Der Bräutigam erfuhr erst viel später, was tatsächlich passierte und schrie sich, um seinem Leid Ausdruck zu verleihen, die Seele aus dem Leib. Es dauerte lange bis er sich wieder beruhigte und einen klaren Kopf bekam, nur um zu erkennen, dass er machtlos war. Diese Familie würde niemals seine Braut freigeben, gar dulden, dass er und die seinen sich ihr näherten. Doch er musste es versuchen.

In einer mondlosen Winternacht ergriff er die Gelegenheit beim Schopf und schaffte es tatsächlich ungesehen zu ihrem Heim und Gefängnis.
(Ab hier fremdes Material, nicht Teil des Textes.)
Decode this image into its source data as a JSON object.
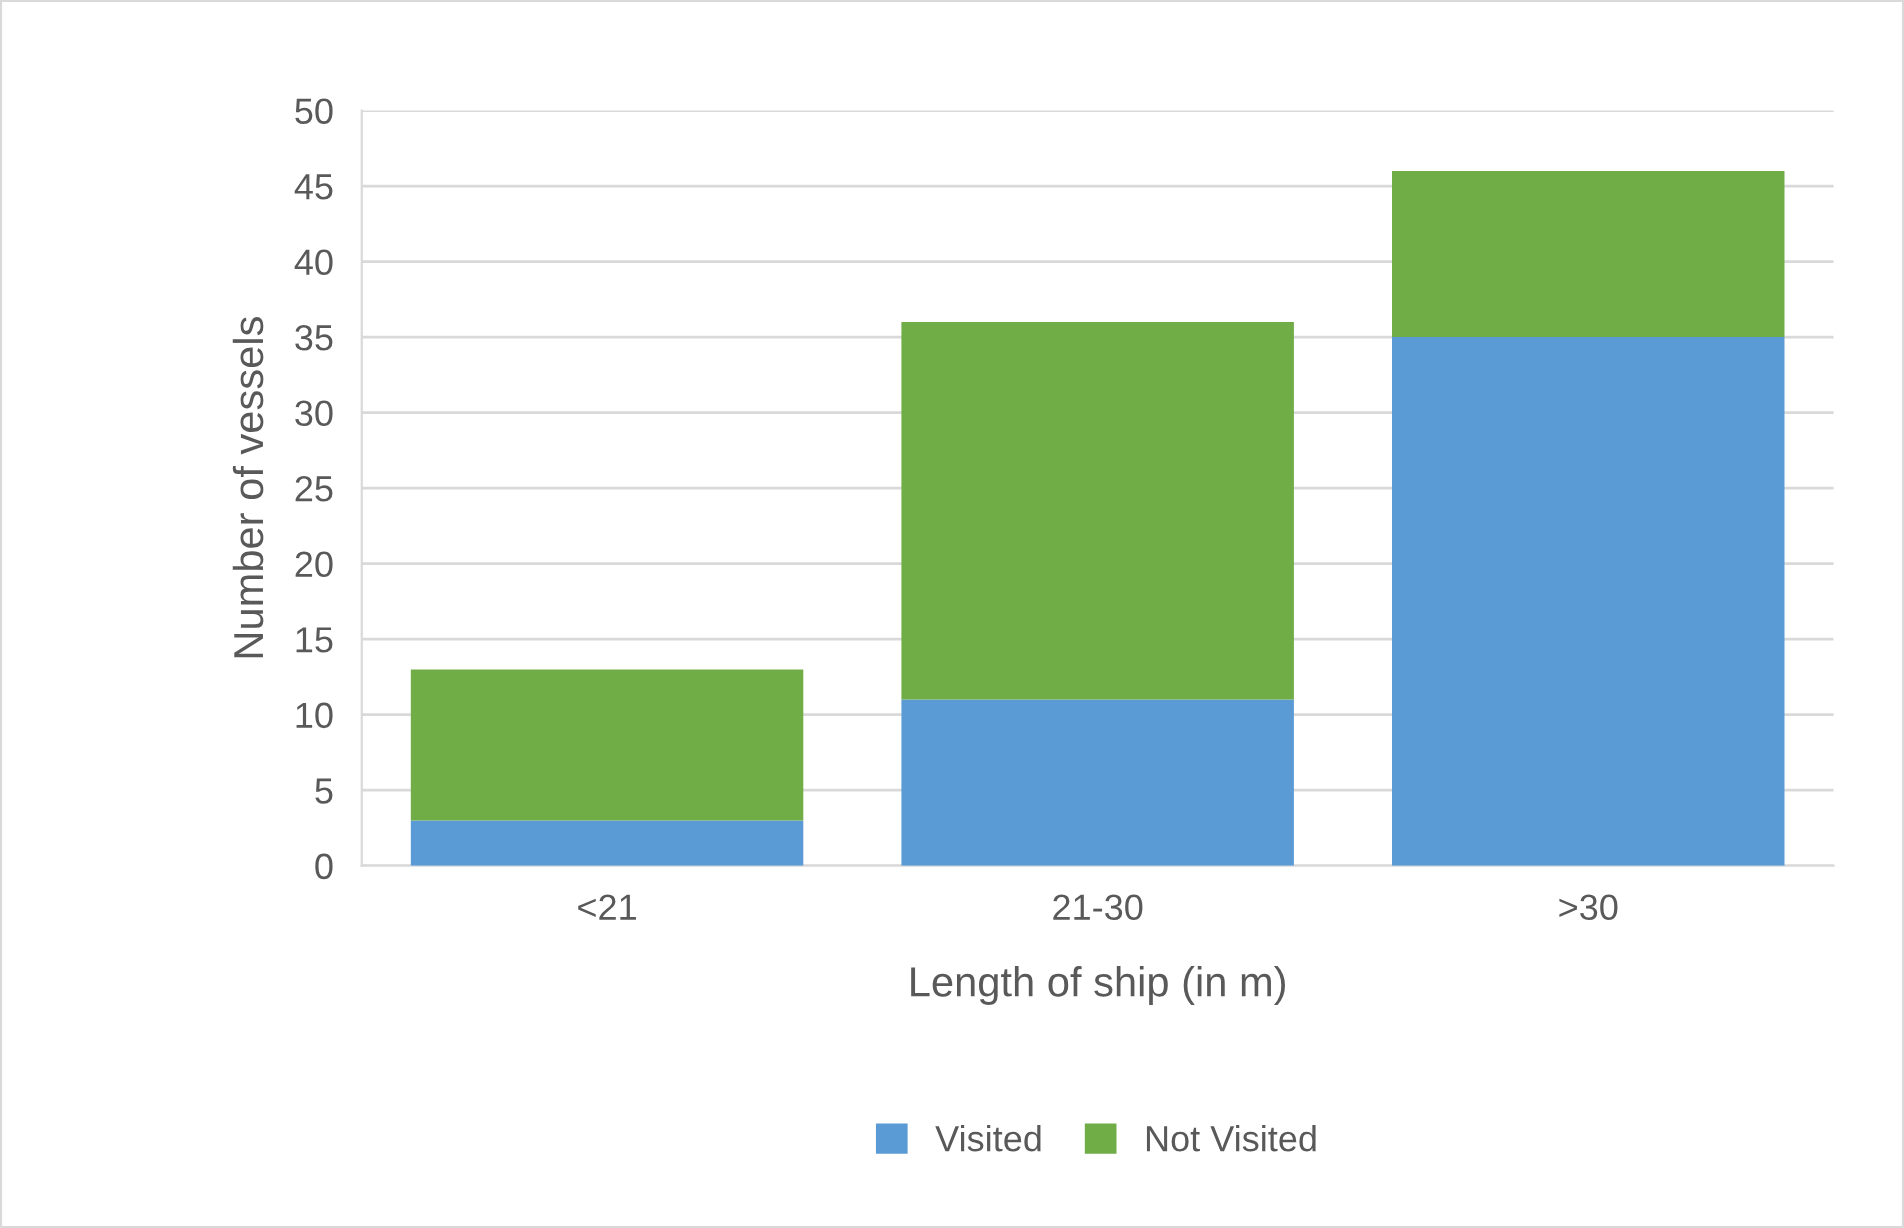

Und als er dort an den Mauern stand und verzweifelt hineinblickte, sah er sie nur verschwommen, doch das reichte ihm. Er flüsterte immer wieder „Liebste, Liebste.“ bis sie ihn endlich entdeckte. Dumpf hallte ihre Stimme „Tryphon, mein Geliebter! Sie haben mich entführt und halten mich hier gefangen. Geh, flieh, bevor sie dich erwischen!“, da war auch schon etwas zu hören. Schnell flüsterte der Bräutigam noch „Ich werde dich holen, ich finde einen Weg. Niemand stellt sich zwischen uns, das verspreche ihr dir! Ich werde sooft kommen, wie ich nur kann, ich…“ Weiter kam er nicht, denn die Wachen waren zu nahe. So floh er und überlegte, was er tun konnte.